TORONTO — In what analysts believe may be a prelude to taking the Loblaw Cos. private, George Weston Ltd. here last week said it has agreed to sell its U.S. bakery divisions to Grupo Bimbo for $2.5 billion (U.S.).
Weston earlier this month completed the sale of its Canadian dairy business to Saputo, raising nearly $400 million. Analysts speculated the newly assembled war chest could go toward buying the 38% of Loblaw that Weston does not already own, and/or making acquisitions of supermarkets to strengthen the struggling Canadian grocery giant.
Weston in a statement last week said it would use the cash “wisely and at the appropriate time.”
Perry Caicco, an analyst at CIBC World Markets, Toronto, said in a research report that speculation over taking Loblaw private was “not unfounded,” but said a public buyout could come down to a “game of chicken” between what Loblaw shareholders may demand and what Weston could afford.
Loblaw's common stock has climbed by more than 12% since Weston acknowledged it was in talks to sell the bakery business earlier this month.
Taking Loblaw private would allow Weston to realize a greater share of the benefits if the lengthy turnaround now under way at Loblaw bears fruit, Caicco said.
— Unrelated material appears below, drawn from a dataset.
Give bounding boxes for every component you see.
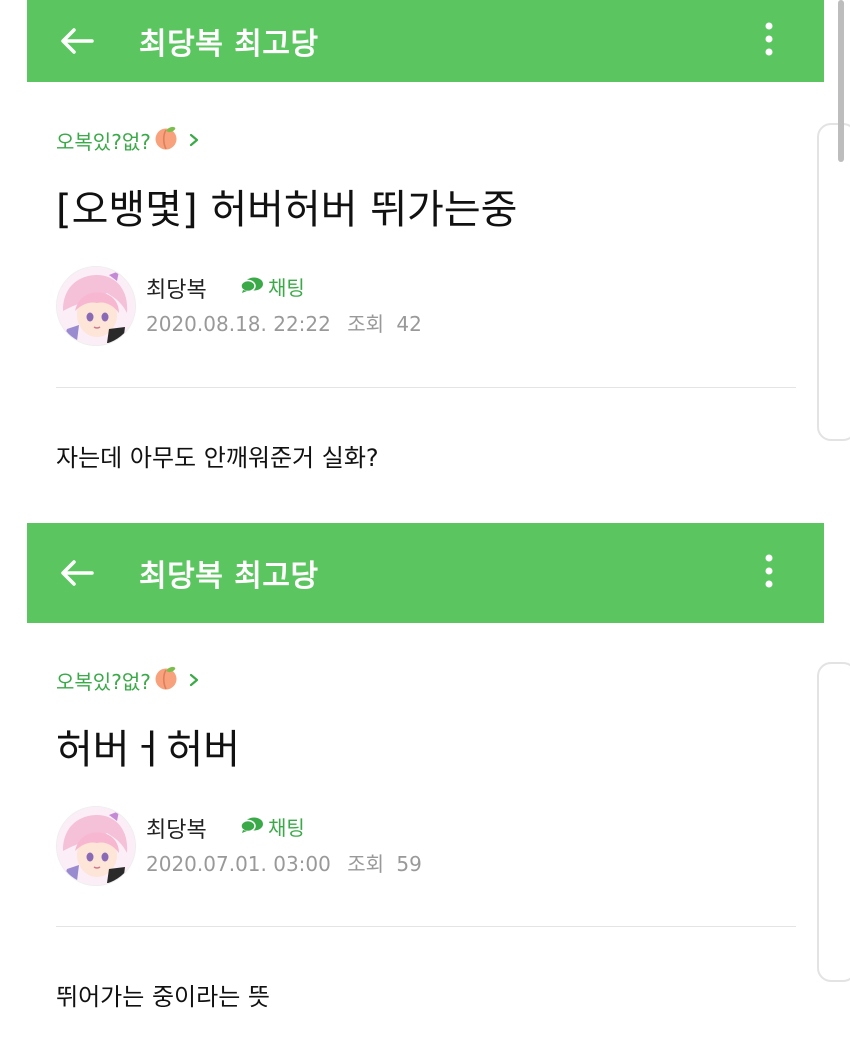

Empire Cos., the parent company of Loblaw rival Sobeys, pulled off a similar trick — albeit on a smaller scale — in 2007, buying 28% of the company following a costly systems and processes upgrade.
Galen Weston, president and chairman of George Weston Ltd. and also executive chairman of Loblaw, reportedly brought up the potential of using the cash to buy competitors, particularly if and when worsening economic conditions catch up to them. “In such circumstances, cash would be more than king,” Weston was quoted as saying in a Dow Jones report late last week.
Potential candidates for acquisition in Canada include Safeway Canada, controlled by the Pleasanton, Calif.-based retailer, and Overwaitea Food Group, based in British Columbia, analysts have speculated.
Weston is the largest U.S. baker, with brands including Arnold, Brownberry, Entenmann's, Freihofer's, Stroehmann and Thomas'. The deal to sell those units to Mexico City-based Grupo Bimbo is scheduled to close in the first quarter.